SOM View visualizer
|Can modify data||Yes|
|Can show multivariate data||Yes|
|Supports clipboard operations||No|
|Can export data||No|
|Can export images||No|
The SOM View is based on hexagonal self-organizing maps (SOMs).
One important difference between the SOM View and static visualizers such as the Grid view is that the SOM View is an adaptive component - it needs to be trained. This is accomplished by pressing the "Train" button in the toolbar.
Apart from the toolbar and the status bar, the SOM View consists of a number of regions called "Maplets". There are two special maplets, "Clusters" and "Unified distance matrix". The other maplets represent the features in the data - there is one maplet per feature. The "Clusters" maplet shows the automatic clustering of the data. The "Unified Distance Matrix" shows the average distance between the nodes in the SOM.
Each hexagonal cell in a maplet represents a SOM node. Each SOM node is associated with a number of data points to which it is close(st) to in feature space. Each node has the same dimension as feature space. If the data has three coordinates (say X,Y,Z) then the node will also have three coordinates. The component plane maplets show the values of the nodes at each dimension.
When you select nodes in one maplet you see the selection across the board. For a practical example let's take a look at the cow data set covered in tutorial 4.
We are looking here at three variables from the data set (number of cows, number of churches and number of schools):
The three maplets have the same topological mapping so a node (and implicitly a group of points) in one maplet has the same position in the others. So if we for instance select the red area in the "Cows" maplet - the area where the "Cows" variable has a high value we get this selection across the board:
The same nodes are selected and hence the same data points. What we can directly conclude with just a glance at the three maplets is that where there are a lot of cows there are also a lot of churches but few schools.
A SOM gives you literally a map of your data which you can use to get a fast understanding of how it all fits together.
Maplet GUI interaction
The basic interaction is as follows: Left-click or left-drag (press left mouse button and drag) on the SOM nodes selects nodes. Right-click or right-drag on the maplet nodes unselect nodes. The same principle applies to the maplet spectrum. Left-drag on the spectrum selects the range between where you pressed the mouse button and released it. Right-drag to unselect ranges.
For instance in the example maplet above if you wanted to select nodes where HousePrice has high values, you would click on the spectrum somewhere right to the yellow region and drag to the right. You would release the button at the end of the spectrum range. This would select all the nodes that have colors between yellow and red - i.e where the HousePrice variable has high values.

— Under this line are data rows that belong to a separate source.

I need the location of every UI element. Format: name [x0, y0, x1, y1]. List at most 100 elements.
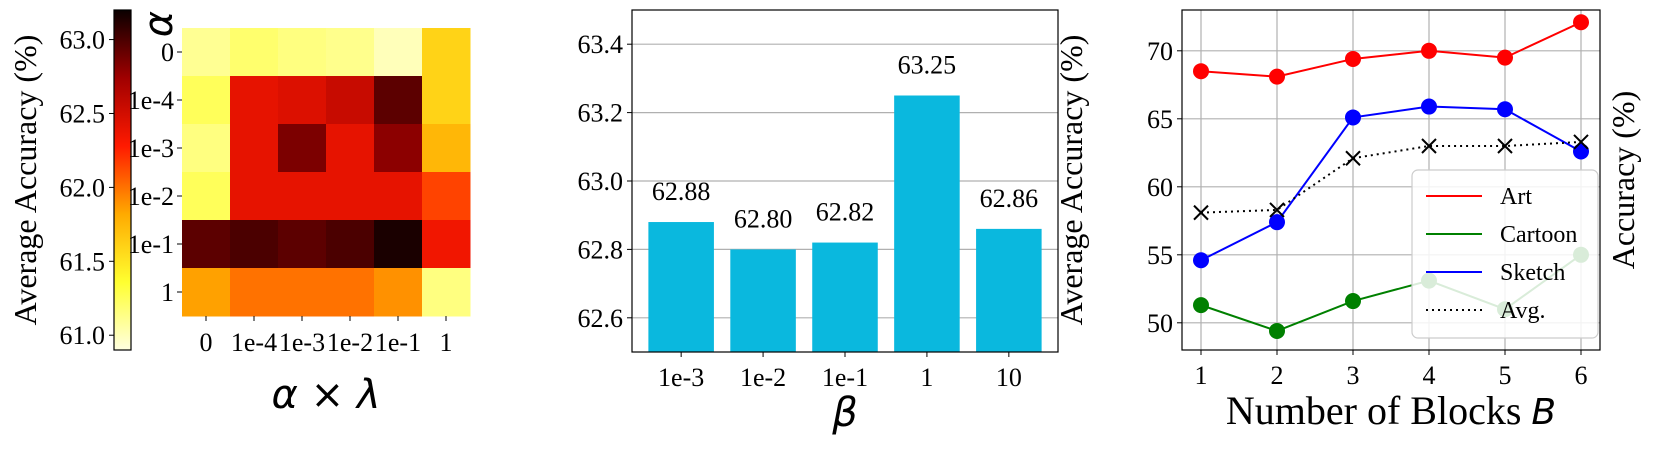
heatmap-x-tick-label: 0: [200, 328, 213, 357]
heatmap-cell: [422, 268, 471, 317]
heatmap-x-tick-label: 1e-2: [327, 328, 373, 357]
heatmap-cell: [278, 220, 327, 269]
bar-chart-x-tick-label: 1e-2: [740, 363, 786, 392]
bar: [648, 222, 714, 352]
colorbar-ticks: 61.0 61.5 62.0 62.5 63.0: [60, 26, 114, 350]
heatmap-x-axis-label: α × λ: [272, 372, 381, 418]
bar-chart-y-tick-label: 62.8: [578, 235, 624, 264]
series-point: [1345, 293, 1361, 310]
heatmap-cell: [326, 28, 375, 77]
heatmap-cell: [374, 268, 423, 317]
heatmap-cell: [422, 28, 471, 77]
heatmap-cell: [182, 76, 231, 125]
bar-value-label: 62.80: [734, 204, 793, 233]
bar-value-label: 62.82: [816, 198, 875, 227]
series-point: [1573, 14, 1589, 31]
series-point: [1269, 202, 1285, 218]
heatmap-cell: [230, 268, 279, 317]
heatmap-cell: [278, 76, 327, 125]
line-chart-x-tick-label: 5: [1499, 361, 1512, 390]
line-chart-y-axis-label: Accuracy (%): [1605, 91, 1641, 270]
heatmap-cell: [422, 76, 471, 125]
bar: [730, 249, 796, 352]
colorbar: [113, 9, 132, 351]
series-point: [1193, 204, 1209, 221]
heatmap-cell: [278, 172, 327, 221]
heatmap-ticks: 01e-41e-31e-21e-110 1e-4 1e-3 1e-2 1e-1 1: [128, 38, 453, 357]
heatmap-cell: [326, 124, 375, 173]
line-chart-x-tick-label: 3: [1347, 361, 1360, 390]
series-point: [1269, 322, 1285, 339]
legend-entry-label: Sketch: [1500, 260, 1565, 286]
line-chart-ticks: 50 55 60 65 70 1 2 3 4 5 6: [1147, 37, 1588, 390]
heatmap-cell: [182, 172, 231, 221]
heatmap-cells: [182, 28, 471, 317]
heatmap-cell: [230, 172, 279, 221]
heatmap-x-tick-label: 1e-4: [231, 328, 277, 357]
line-chart-y-tick-label: 55: [1147, 241, 1173, 270]
line-chart-legend: Art Cartoon Sketch Avg.: [1411, 169, 1599, 339]
legend-entry-label: Cartoon: [1500, 222, 1577, 248]
series-point: [1269, 68, 1285, 85]
colorbar-label: Average Accuracy (%): [7, 35, 43, 326]
line-chart-y-tick-label: 70: [1147, 37, 1173, 66]
series-point: [1345, 150, 1361, 166]
line-chart-y-tick-label: 60: [1147, 173, 1173, 202]
heatmap-cell: [326, 172, 375, 221]
bar-chart-y-tick-label: 63.4: [578, 30, 624, 59]
bar-chart-ticks: 62.6 62.8 63.0 63.2 63.4 1e-3 1e-2 1e-1 1 10: [578, 30, 1022, 392]
series-point: [1573, 143, 1589, 160]
bar-chart-x-tick-label: 1e-1: [822, 363, 868, 392]
bar-chart-frame: [631, 9, 1059, 353]
heatmap-y-tick-label: 0: [161, 38, 174, 67]
heatmap-cell: [230, 220, 279, 269]
bar-chart-x-tick-label: 1e-3: [658, 363, 704, 392]
heatmap-panel: α α × λ Average Accuracy (%) 01e-41e-31e…: [7, 9, 471, 418]
colorbar-tick-label: 63.0: [60, 26, 106, 55]
line-chart-y-tick-label: 65: [1147, 105, 1173, 134]
bar-value-label: 62.88: [652, 177, 711, 206]
bar-chart-x-tick-label: 1: [920, 363, 933, 392]
heatmap-cell: [374, 28, 423, 77]
legend-entry-label: Avg.: [1500, 298, 1546, 324]
line-chart-x-tick-label: 4: [1423, 361, 1436, 390]
line-chart-x-tick-label: 6: [1575, 361, 1588, 390]
bar-value-label: 62.86: [980, 184, 1039, 213]
heatmap-x-tick-label: 1e-3: [279, 328, 325, 357]
line-chart-x-axis-label: Number of Blocks B: [1226, 388, 1556, 433]
heatmap-cell: [230, 124, 279, 173]
bar: [812, 242, 878, 352]
bar-chart-x-tick-label: 10: [996, 363, 1022, 392]
series-point: [1193, 63, 1209, 80]
line-chart-y-tick-label: 50: [1147, 309, 1173, 338]
line-chart-x-axis-label-text: Number of Blocks: [1226, 388, 1522, 433]
heatmap-cell: [374, 124, 423, 173]
heatmap-cell: [374, 220, 423, 269]
heatmap-y-axis-label: α: [136, 11, 182, 37]
series-point: [1497, 138, 1513, 154]
series-point: [1421, 98, 1437, 115]
series-point: [1269, 214, 1285, 231]
heatmap-cell: [182, 268, 231, 317]
series-point: [1573, 134, 1589, 150]
line-chart-panel: 50 55 60 65 70 1 2 3 4 5 6 Art Cartoon Sketch Avg. Nu…: [1147, 9, 1641, 433]
heatmap-cell: [230, 28, 279, 77]
series-point: [1421, 138, 1437, 154]
heatmap-y-tick-label: 1e-3: [128, 134, 174, 163]
heatmap-cell: [422, 124, 471, 173]
heatmap-cell: [182, 124, 231, 173]
heatmap-cell: [422, 172, 471, 221]
series-point: [1421, 42, 1437, 59]
heatmap-cell: [278, 124, 327, 173]
heatmap-y-tick-label: 1e-1: [128, 230, 174, 259]
series-line-sketch: [1200, 105, 1582, 262]
series-point: [1497, 49, 1513, 66]
heatmap-cell: [278, 268, 327, 317]
series-point: [1345, 109, 1361, 126]
bar-chart-y-tick-label: 63.0: [578, 167, 624, 196]
bar: [976, 228, 1042, 352]
bar-chart-x-axis-label: β: [831, 390, 858, 436]
heatmap-cell: [182, 220, 231, 269]
bar-chart-y-axis-label: Average Accuracy (%): [1053, 35, 1089, 326]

The selection will be reflected in the other maplets. The selection is the same type as any other visualizer selection and you can view it in any other visualizer - including a new SOM View (allowing for hierarchical data exploration).
The number of data points associated with a node is shown as a dot in its hexagon. The size of the dot is approximately proportional to the number of data points associated with the node in question.
For customization of the maplet gui, see the section called "Customizing the GUI".
Control and Customization
SOM control and customization
To train the SOM, press the "Train" button. To change the dimensions of the SOM (default is 15x15) change the settings in the toolbar. After you have changed the SOM size, you will need to re-train it. The SOM algorithm can be fine tuned by changing the parameters found under "Options->Advanced Settings". For each setting there is a brief description of what the parameter does.
To select which features should be included in training select "Options->Feature Configuration". Here you can also set a multiplier per feature. The multiplier sets preferences for the SOM relative the features i.e. a higher multiplier means that the feature is considered more important. Thus the SOM grid will be more sorted according to that feature. If you uncheck the "Use" checkbox, the feature won't be used for training at all. Note that the feature will still be visualized with a maplet.
Clustering control and customization
The SOM View component provides automatic clustering through the use of a Neural gas applied on the trained SOM. When the SOM is trained an automatic clustering follows. The found clusters are shown in the "Clusters" maplet.
You can manually override the number of clusters by changing the number in the "Clusters" textbox in the toolbar and pressing enter. To do a new fully automatic clustering, press the "Auto" button.
The clustering algorithm can be fine tuned by changing the parameters found under "Options->Advanced Settings". For each setting there is a brief description of what the parameter does.
Under "Options->Advanced Settings" you can find various parameters for customizing the GUI.
You can select which types of maplets are to be shown and what color maps are to be used. You can also set the size of the maplet elements as well as limit the total number of maplets to be shown in the visualizer.
Creating a custom filter
You can permanently keep the results of a clustering by creating a filter that is added to the stack. This filter will add a set of new features to the data unit. These features show per sample which cluster the data sample belongs to.
To create a filter select "Options->Apply as Filter". Note that while recursive and hierarchical use is possible, it can lead to meaningless results.